—¿Sabe usted montar a caballo? —preguntó.
—Sí, señor, ya lo creo. Ni siquiera necesito silla.
—Excelente. Parsons, confeccione también un atuendo de montar completo en colores rojo y negro.
Después visitaron al zapatero, y Linus Daff eligió para su cliente veinte pares de zapatos. Había botines de charol y escarpines de tafilete, botas para pasear por el campo los días de lluvia, botas de montar, zapatos de deporte, zapatos de fiesta de aspecto notoriamente incómodo que Patrick O’Brien miró con manifiesta inquietud.
—No se preocupe. Sólo tendrá que llevarlos en ocasiones muy señaladas. Para la vida diaria podrá ponerse una calzado mucho más de su gusto. En fin, veamos… —Linus Daff examinó una lista—. Hace falta comprar algo de ropa interior, y algunos complementos… pero eso lo dejaremos para otro día. Creo que por hoy hemos tenido bastante ¿no le parece?
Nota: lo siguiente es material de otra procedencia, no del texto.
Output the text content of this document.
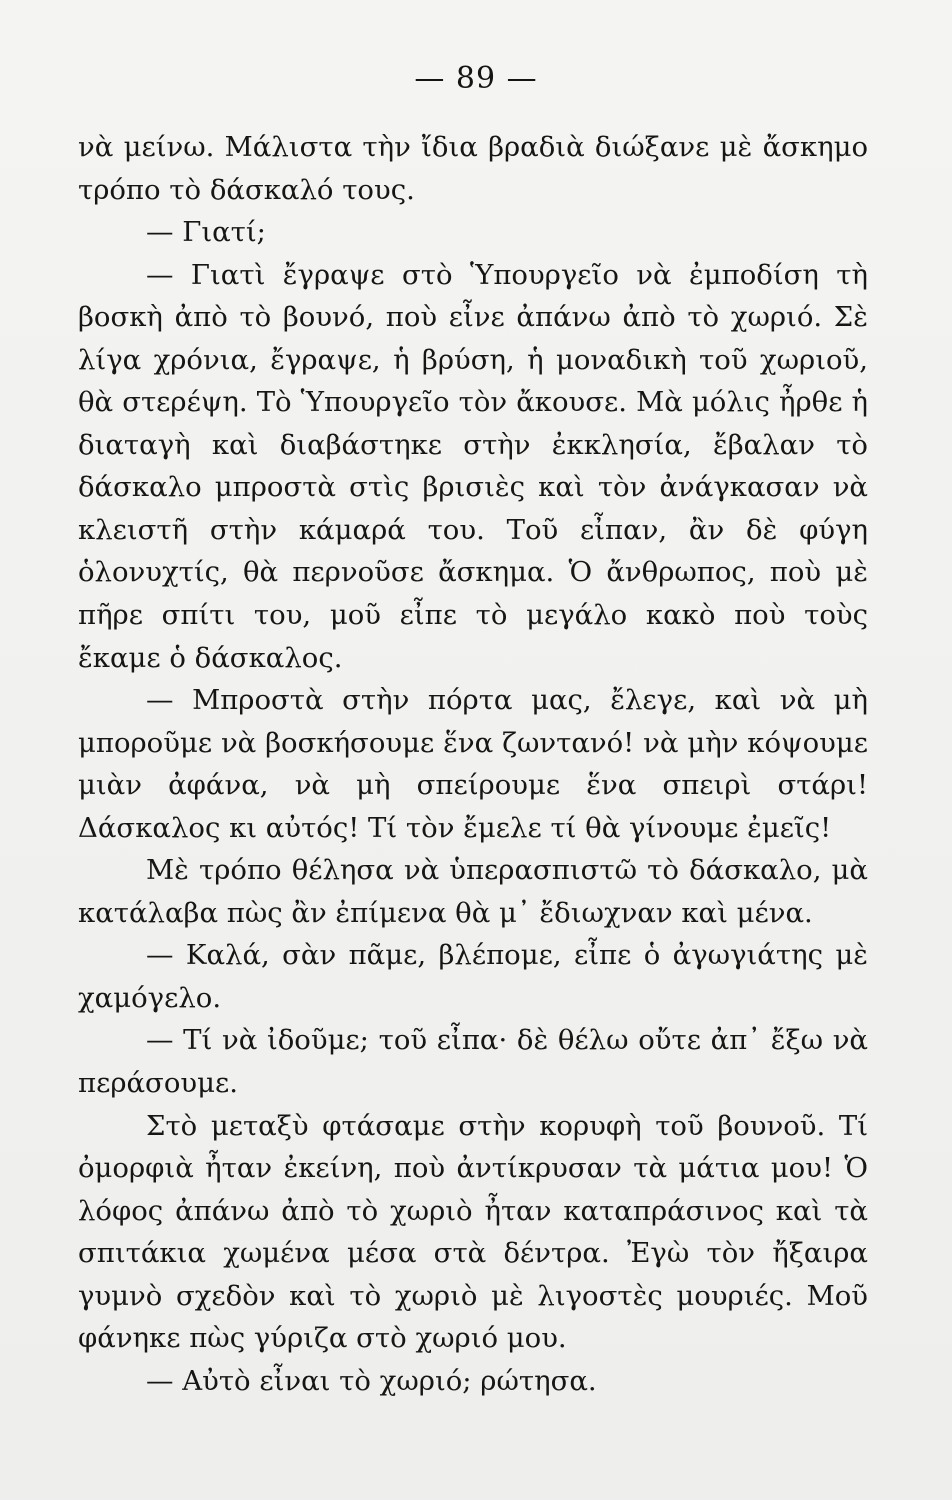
— 89 —

νὰ μείνω. Μάλιστα τὴν ἴδια βραδιὰ διώξανε μὲ ἄσκημο τρόπο τὸ δάσκαλό τους.

— Γιατί;

— Γιατὶ ἔγραψε στὸ Ὑπουργεῖο νὰ ἐμποδίση τὴ βοσκὴ ἀπὸ τὸ βουνό, ποὺ εἶνε ἀπάνω ἀπὸ τὸ χωριό. Σὲ λίγα χρόνια, ἔγραψε, ἡ βρύση, ἡ μοναδικὴ τοῦ χωριοῦ, θὰ στερέψη. Τὸ Ὑπουργεῖο τὸν ἄκουσε. Μὰ μόλις ἦρθε ἡ διαταγὴ καὶ διαβάστηκε στὴν ἐκκλησία, ἔβαλαν τὸ δάσκαλο μπροστὰ στὶς βρισιὲς καὶ τὸν ἀνάγκασαν νὰ κλειστῆ στὴν κάμαρά του. Τοῦ εἶπαν, ἂν δὲ φύγη ὁλονυχτίς, θὰ περνοῦσε ἄσκημα. Ὁ ἄνθρωπος, ποὺ μὲ πῆρε σπίτι του, μοῦ εἶπε τὸ μεγάλο κακὸ ποὺ τοὺς ἔκαμε ὁ δάσκαλος.

— Μπροστὰ στὴν πόρτα μας, ἔλεγε, καὶ νὰ μὴ μποροῦμε νὰ βοσκήσουμε ἕνα ζωντανό! νὰ μὴν κόψουμε μιὰν ἀφάνα, νὰ μὴ σπείρουμε ἕνα σπειρὶ στάρι! Δάσκαλος κι αὐτός! Τί τὸν ἔμελε τί θὰ γίνουμε ἐμεῖς!

Μὲ τρόπο θέλησα νὰ ὑπερασπιστῶ τὸ δάσκαλο, μὰ κατάλαβα πὼς ἂν ἐπίμενα θὰ μ᾽ ἔδιωχναν καὶ μένα.

— Καλά, σὰν πᾶμε, βλέπομε, εἶπε ὁ ἀγωγιάτης μὲ χαμόγελο.

— Τί νὰ ἰδοῦμε; τοῦ εἶπα· δὲ θέλω οὔτε ἀπ᾽ ἔξω νὰ περάσουμε.

Στὸ μεταξὺ φτάσαμε στὴν κορυφὴ τοῦ βουνοῦ. Τί ὀμορφιὰ ἦταν ἐκείνη, ποὺ ἀντίκρυσαν τὰ μάτια μου! Ὁ λόφος ἀπάνω ἀπὸ τὸ χωριὸ ἦταν καταπράσινος καὶ τὰ σπιτάκια χωμένα μέσα στὰ δέντρα. Ἐγὼ τὸν ἤξαιρα γυμνὸ σχεδὸν καὶ τὸ χωριὸ μὲ λιγοστὲς μουριές. Μοῦ φάνηκε πὼς γύριζα στὸ χωριό μου.

— Αὐτὸ εἶναι τὸ χωριό; ρώτησα.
—Sí, señor. Estoy deseando caer en el catre.
—Señor O’Brien… la expresión «caer en el catre» puede no ser la más correcta. Utilícela sólo entre gente de mucha confianza, ¿de acuerdo?
El otro asintió.
—Estaré esperándole mañana para seguir con su historia.
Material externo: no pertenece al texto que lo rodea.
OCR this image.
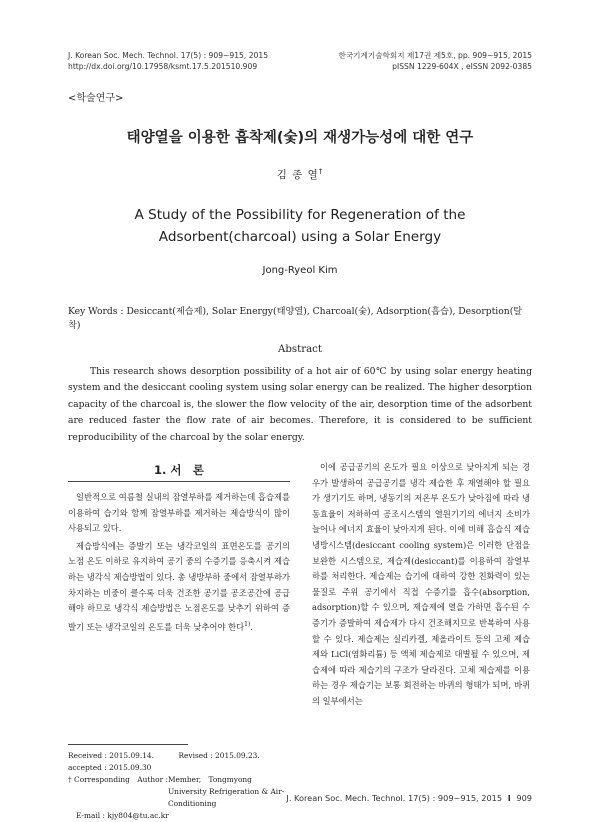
J. Korean Soc. Mech. Technol. 17(5) : 909~915, 2015
http://dx.doi.org/10.17958/ksmt.17.5.201510.909
한국기계기술학회지 제17권 제5호, pp. 909~915, 2015
pISSN 1229-604X , eISSN 2092-0385
<학술연구>
태양열을 이용한 흡착제(숯)의 재생가능성에 대한 연구
김 종 열†
A Study of the Possibility for Regeneration of the
Adsorbent(charcoal) using a Solar Energy
Jong-Ryeol Kim
Key Words : Desiccant(제습제), Solar Energy(태양열), Charcoal(숯), Adsorption(흡습), Desorption(탈착)
Abstract
This research shows desorption possibility of a hot air of 60℃ by using solar energy heating system and the desiccant cooling system using solar energy can be realized. The higher desorption capacity of the charcoal is, the slower the flow velocity of the air, desorption time of the adsorbent are reduced faster the flow rate of air becomes. Therefore, it is considered to be sufficient reproducibility of the charcoal by the solar energy.
1. 서　론

일반적으로 여름철 실내의 잠열부하를 제거하는데 흡습제를 이용하여 습기와 함께 잠열부하를 제거하는 제습방식이 많이 사용되고 있다.

제습방식에는 증발기 또는 냉각코일의 표면온도를 공기의 노점 온도 이하로 유지하여 공기 중의 수증기를 응축시켜 제습하는 냉각식 제습방법이 있다. 총 냉방부하 중에서 잠열부하가 차지하는 비중이 클수록 더욱 건조한 공기를 공조공간에 공급해야 하므로 냉각식 제습방법은 노점온도를 낮추기 위하여 증발기 또는 냉각코일의 온도를 더욱 낮추어야 한다$^{1)}$.

Received : 2015.09.14.　　　 Revised : 2015.09.23.
accepted : 2015.09.30
† Corresponding　Author : Member,　Tongmyong University Refrigeration & Air-Conditioning
E-mail : kjy804@tu.ac.kr
이에 공급공기의 온도가 필요 이상으로 낮아지게 되는 경우가 발생하여 공급공기를 냉각 제습한 후 재열해야 할 필요가 생기기도 하며, 냉동기의 저온부 온도가 낮아짐에 따라 냉동효율이 저하하여 공조시스템의 열원기기의 에너지 소비가 늘어나 에너지 효율이 낮아지게 된다. 이에 비해 흡습식 제습 냉방시스템(desiccant cooling system)은 이러한 단점을 보완한 시스템으로, 제습제(desiccant)를 이용하여 잠열부하를 처리한다. 제습제는 습기에 대하여 강한 친화력이 있는 물질로 주위 공기에서 직접 수증기를 흡수(absorption, adsorption)할 수 있으며, 제습제에 열을 가하면 흡수된 수증기가 증발하여 제습제가 다시 건조해지므로 반복하여 사용할 수 있다. 제습제는 실리카겔, 제올라이트 등의 고체 제습제와 LiCl(염화리튬) 등 액체 제습제로 대별될 수 있으며, 제습제에 따라 제습기의 구조가 달라진다. 고체 제습제를 이용하는 경우 제습기는 보통 회전하는 바퀴의 형태가 되며, 바퀴의 일부에서는
J. Korean Soc. Mech. Technol. 17(5) : 909~915, 2015 Ⅰ 909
Pasaron así dos semanas. Linus Daff contaba a O’Brien la vida de Irwin Howard hasta que llegaba la hora de comer. Durante el almuerzo, el maestro continuaba con las clases de urbanidad, aunque a medida que pasaban los días Patrick O’Brien iba necesitando cada vez menos indicaciones, y había aprendido a manejar los cubiertos con cierta soltura. Sin que él se diese cuenta, Linus Daff iba añadiendo paulatinamente nuevas piezas de cubertería, una copa más, un plato extra, y observaba con complacencia cómo su discípulo no necesitaba más que unas someras indicaciones para adaptarse al nuevo instrumental. Después de comer, y hasta la hora del té, Daff hacía a O’Brien una serie de preguntas sobre la vida de Irwin Howard para asegurarse de que su cliente había asimilado sin problemas cada nueva mentira. También tomaban juntos el té, y Patrick O’Brien apreciaba la calidad de las confituras y la suavidad de la mantequilla, el aroma del té, el sabor de los scones y de los crumpets. El futuro Irwin Howard era un buen alumno, se decía Linus Daff al ser testigo de sus progresos, y había veces que pensaba en la posibilidad de consentir su permanencia en Inglaterra y su posterior adaptación a la sociedad de Londres. Sin embargo, y a pesar del intenso trabajo de ambos, Patrick O’Brien seguía cometiendo deslices que delataban su condición de menestral: se hurgaba las orejas sin mucho disimulo, estornudaba con innecesario estruendo, se arrellanaba en el sillón, se rascaba la cabeza… Todas aquellas cosas carecían de importancia en Norteamérica. Pero los aristocráticos ingleses hubieran arrugado inmediatamente la nariz al ser testigos de alguna de las imprudencias que el bueno de O’Brien tenía a bien permitirse de vez en cuando.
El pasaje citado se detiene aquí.